(1) With regard to the comparison of prices, the court stated that the type of comparison used by the plaintiff was not objective. When comparing the price of the respective goods, the timeframe of comparison is an essential criterion.
Therefore, when consumers are provided with the information about a historical competitors’ prices, they do not acquire any objective or real value of such comparison, because they are not informed about the benefit to be obtained if the good is purchased from the plaintiff.
Moreover, such comparison demonstrates only a hypothetical price difference, which can mislead consumers and therefore does not meet the criteria of permitted comparative advertising as referred to in Article 4(c) of Directive 2006/114/EC (implemented into Lithuanian law by Article 6(3) of the Law on Advertising).
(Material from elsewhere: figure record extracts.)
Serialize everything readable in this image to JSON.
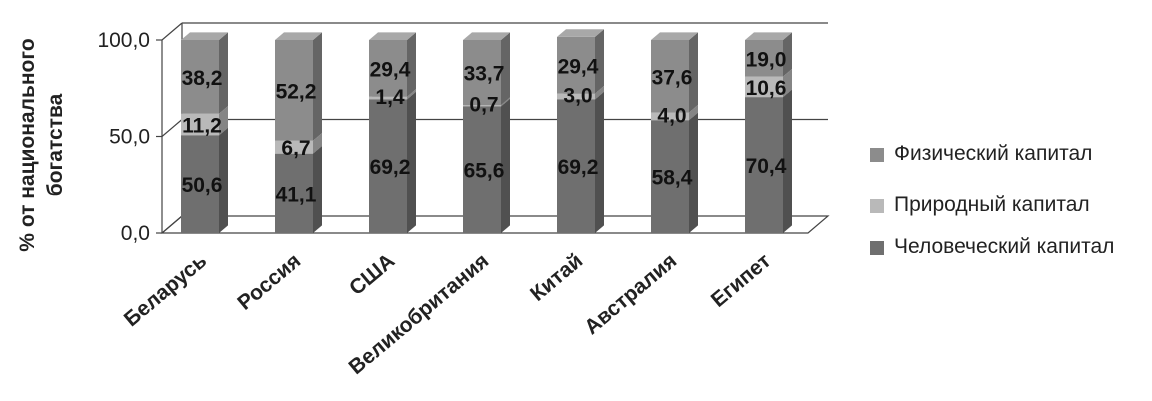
{
  "chart_data": {
    "type": "bar",
    "stacked": true,
    "three_d": true,
    "categories": [
      "Беларусь",
      "Россия",
      "США",
      "Великобритания",
      "Китай",
      "Австралия",
      "Египет"
    ],
    "series": [
      {
        "name": "Человеческий капитал",
        "values": [
          50.6,
          41.1,
          69.2,
          65.6,
          69.2,
          58.4,
          70.4
        ],
        "color": "#6f6f6f"
      },
      {
        "name": "Природный капитал",
        "values": [
          11.2,
          6.7,
          1.4,
          0.7,
          3.0,
          4.0,
          10.6
        ],
        "color": "#b9b9b9"
      },
      {
        "name": "Физический капитал",
        "values": [
          38.2,
          52.2,
          29.4,
          33.7,
          29.4,
          37.6,
          19.0
        ],
        "color": "#8c8c8c"
      }
    ],
    "data_labels": {
      "Человеческий капитал": [
        "50,6",
        "41,1",
        "69,2",
        "65,6",
        "69,2",
        "58,4",
        "70,4"
      ],
      "Природный капитал": [
        "11,2",
        "6,7",
        "1,4",
        "0,7",
        "3,0",
        "4,0",
        "10,6"
      ],
      "Физический капитал": [
        "38,2",
        "52,2",
        "29,4",
        "33,7",
        "29,4",
        "37,6",
        "19,0"
      ]
    },
    "yticks": [
      "0,0",
      "50,0",
      "100,0"
    ],
    "ytick_values": [
      0,
      50,
      100
    ],
    "ylim": [
      0,
      100
    ],
    "ylabel_lines": [
      "% от национального",
      "богатства"
    ],
    "xlabel": "",
    "title": "",
    "legend_position": "right",
    "legend_order": [
      "Физический капитал",
      "Природный капитал",
      "Человеческий капитал"
    ],
    "grid": true
  }
}
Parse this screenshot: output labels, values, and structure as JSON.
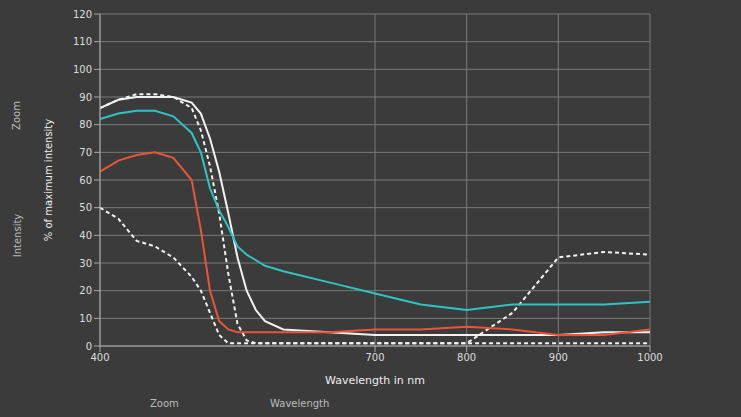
{
  "chart_data": {
    "type": "line",
    "x_label": "Wavelength in nm",
    "y_label": "% of maximum intensity",
    "x": [
      400,
      420,
      440,
      460,
      480,
      500,
      510,
      520,
      530,
      540,
      550,
      560,
      570,
      580,
      600,
      650,
      700,
      750,
      800,
      850,
      900,
      950,
      1000
    ],
    "series": [
      {
        "color": "#f2f2f2",
        "line_style": "solid",
        "values": [
          86,
          89,
          90,
          90,
          90,
          88,
          84,
          75,
          63,
          48,
          32,
          20,
          13,
          9,
          6,
          5,
          4,
          4,
          4,
          4,
          4,
          5,
          5
        ]
      },
      {
        "color": "#f2f2f2",
        "line_style": "dashed",
        "values": [
          86,
          89,
          91,
          91,
          90,
          86,
          78,
          65,
          48,
          26,
          8,
          2,
          1,
          1,
          1,
          1,
          1,
          1,
          1,
          12,
          32,
          34,
          33
        ]
      },
      {
        "color": "#f2f2f2",
        "line_style": "dashed",
        "values": [
          50,
          46,
          38,
          36,
          32,
          25,
          20,
          12,
          4,
          1,
          1,
          1,
          1,
          1,
          1,
          1,
          1,
          1,
          1,
          1,
          1,
          1,
          1
        ]
      },
      {
        "color": "#2ec4c4",
        "line_style": "solid",
        "values": [
          82,
          84,
          85,
          85,
          83,
          77,
          70,
          57,
          49,
          43,
          36,
          33,
          31,
          29,
          27,
          23,
          19,
          15,
          13,
          15,
          15,
          15,
          16
        ]
      },
      {
        "color": "#e8553a",
        "line_style": "solid",
        "values": [
          63,
          67,
          69,
          70,
          68,
          60,
          42,
          20,
          9,
          6,
          5,
          5,
          5,
          5,
          5,
          5,
          6,
          6,
          7,
          6,
          4,
          4,
          6
        ]
      }
    ],
    "xlim": [
      400,
      1000
    ],
    "xticks": [
      400,
      700,
      800,
      900,
      1000
    ],
    "ylim": [
      0,
      120
    ],
    "yticks": [
      0,
      10,
      20,
      30,
      40,
      50,
      60,
      70,
      80,
      90,
      100,
      110,
      120
    ],
    "grid": true,
    "annotations": [
      "Zoom",
      "Intensity",
      "Zoom",
      "Wavelength"
    ]
  }
}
(2) With regard to the comparison of delivery terms, the court stated that the comparative advertisement was automatically prohibited if it constituted unfair commercial practice as referred to in Art 4(a) of Directive 2006/114/EC (implemented into Lithuanian law by Article 5(6) of the Law on Advertising). Since the delivery of goods was advertised as “free of charge” without any reservations, even though the delivery fee was applied when buying goods at a price lower than LTL 199,99, such commercial practice of the plaintiff was regarded as unfair under Article 20 of Annex I of Directive 2005/29/EC (implemented into Lithuanian law by Article 7(18) of the Law on Prohibition of Unfair Business-to-Consumer Commercial Practices). Therefore, the comparative advertising of the plaintiff was prohibited.